2.1 Integração aos mercados por populações indígenas e locais

Diante dos atuais padrões de desenvolvimento econômico e modernização,

pesquisadores têm buscado entender os efeitos do acesso aos mercados sobre as populações

indígenas e locais. A integração ao mercado, ou participação no mercado, é definida como

atividades que resultam na produção de bens e serviços para intercâmbio com pessoas de fora

da comunidade (GROSS et al, 1979). Este processo promove mudanças no estilo de vida de

populações locais, podendo ser percebidas no consumo de produção de bens (OLSEN, 2013),

na saúde, no conhecimento ecológico local e uso dos recursos naturais (GODOY et al., 2005).

As populações participam dos mercados buscando melhorar seu bem-estar (GODOY,

2001; LU, 2007), embora nem sempre essas duas variáveis estejam relacionadas

(MASFERRER-DODAS et al., 2012). Outros autores acreditam que as populações se

integram aos mercados pelo desejo por mercadorias estrangeiras, pela simples exposição as

ideias e valores ocidentais (GROSS et al., 1979) ou pela escassez de recursos naturais

(DIAMOND, 1995).

Na literatura não há consenso sobre as medidas de integração aos mercados. Já foram

utilizadas como medidas a acessibilidade geográfica, conhecimento de bens florestais e

consumo de bens de mercado (GODOY et al, 2005). Além destas, outras medidas também

foram utilizadas, como o número de horas que um adulto gasta em atividades de mercado

durante um período de tempo (LU, 2007), a composição da dieta (SANTOS et al., 1997), a

renda adquirida através de um trabalho assalariado e a renda adquirida pela venda de produtos

florestais (REYES-GARCÍA et al., 2007).

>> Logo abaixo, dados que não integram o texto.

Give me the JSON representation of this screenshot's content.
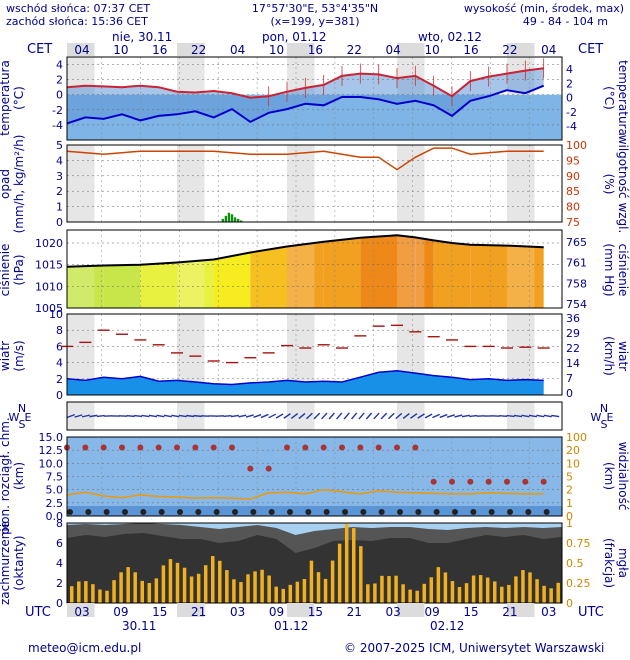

As diferentes e contraditória respostas para este

processo podem ser fruto desta variedade de medidas empregadas.

2.2 Integração aos mercados e o conhecimento ecológico local

Diferentes pesquisadores têm relacionado a integração aos mercados por populações

locais e indígenas com a perda de conhecimento ecológico local (REYES-GARCÍA et al.,

2005; GODOY et al., 2005; GOMEZ-BAGGETHUN et al., 2010; LU 2007). Se o acesso aos

mercados tem efeitos deletérios sobre conhecimento local, não existe a possibilidade de

conservar o conhecimento local e promover o desenvolvimento econômico simultaneamente.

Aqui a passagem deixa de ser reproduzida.